3.Bölüm-Cevaplar Karmaşası-

156 12 32
                                    

"piç kurusu bende istediğin cevaplar yok!!" Kaan dediklerimi umursamadan yanındaki adama döndü "doktoru getirin riva hanımın koluna baksın."

"annemin katilinden hiç bir şey istemem, şimdi siktir git" hırçın hallerime umursamazlıkla bakması sinirimi bozmaya başlıyordu.

"kan kaybından ölmeyi tercih edersen sen bilirsin." bu adamın Kafasına sıkmak için her şeyimi verebilirim aslında.

orta boylu hafif sakallı 45 li yaşlarında elinde çantayla bir adam girdi sanırım bahsi geçen doktordu bu.

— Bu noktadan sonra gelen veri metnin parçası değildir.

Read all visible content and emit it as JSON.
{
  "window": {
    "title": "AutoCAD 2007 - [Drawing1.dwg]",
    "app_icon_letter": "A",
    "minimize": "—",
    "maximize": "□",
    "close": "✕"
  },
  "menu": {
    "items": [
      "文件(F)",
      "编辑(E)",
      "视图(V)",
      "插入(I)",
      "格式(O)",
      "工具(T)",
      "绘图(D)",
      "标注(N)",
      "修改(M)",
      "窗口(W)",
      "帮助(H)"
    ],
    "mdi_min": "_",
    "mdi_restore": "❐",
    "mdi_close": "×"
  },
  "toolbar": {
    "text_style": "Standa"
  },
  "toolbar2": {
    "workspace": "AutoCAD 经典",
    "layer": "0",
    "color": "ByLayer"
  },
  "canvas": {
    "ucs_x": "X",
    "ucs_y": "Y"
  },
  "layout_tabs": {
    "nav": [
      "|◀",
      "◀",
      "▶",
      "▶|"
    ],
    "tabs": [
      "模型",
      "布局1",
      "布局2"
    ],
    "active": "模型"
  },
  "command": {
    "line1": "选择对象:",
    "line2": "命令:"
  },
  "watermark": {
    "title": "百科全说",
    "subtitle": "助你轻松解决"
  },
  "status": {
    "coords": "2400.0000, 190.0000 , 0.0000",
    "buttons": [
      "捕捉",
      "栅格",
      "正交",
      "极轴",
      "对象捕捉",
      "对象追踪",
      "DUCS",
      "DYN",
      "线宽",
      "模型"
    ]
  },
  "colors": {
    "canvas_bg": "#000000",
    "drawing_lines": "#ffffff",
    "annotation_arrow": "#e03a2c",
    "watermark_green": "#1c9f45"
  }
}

doktor yanıma eğildi ve kolumu incelemeye başladı. Ardından çantadan narkoz çıkardı. enjekte edeceği sırada içeri kır saçlı bir adam girdi ardından da Kaan, bu adam... civan Ağaoğlu şok içinde adama bakıyordum bahsedilenlerden yaşını hiç göstermiyordu. Âmâ nefret gözümü bürüdü bu adam annemin katiliydi. 

içimdeki yerler tekrar yaraya dönüşürken sessizce sarıldım içten içe kendime, anne elbet bununda hesabını soracağım.

"narkoz enjekte etme doktor." Dedi civan, doktor hayretle ona baktığında onun bunu umursar gibi hali yoktu. "ama civan bey hasta dayanamaz." civan doktora keskin bakışlarını yönelttiğinde susmak zorunda kalmıştı. zaten herkes susmuyor mu anne.

"dayanır doktor ne diyorsam onu yap." doktorun bakışları civan ve benim aramda gidip geliyordu. "o Tunç Karanlı'nın kızı ne de olsa." donmuştum. evet ben tunç karanlının kızıydım maalesef ve düşmanlarım beni nereden kanatacağını çok iyi biliyordu.

"Riva karanlı istediğim cevapları verirsen narkoza izin veririm" kafamı iki yana salladım "cevapları bilsem de söylemem sana götlek herif" yanağıma yediğim sert tokatla birlikte kahkaha atarak baktım onlara "anca silahsızlara gücün yeter senin" öfkeyle geleceği sırada civan, Kaan'ın kolunu tuttu "yeter, Kaan" 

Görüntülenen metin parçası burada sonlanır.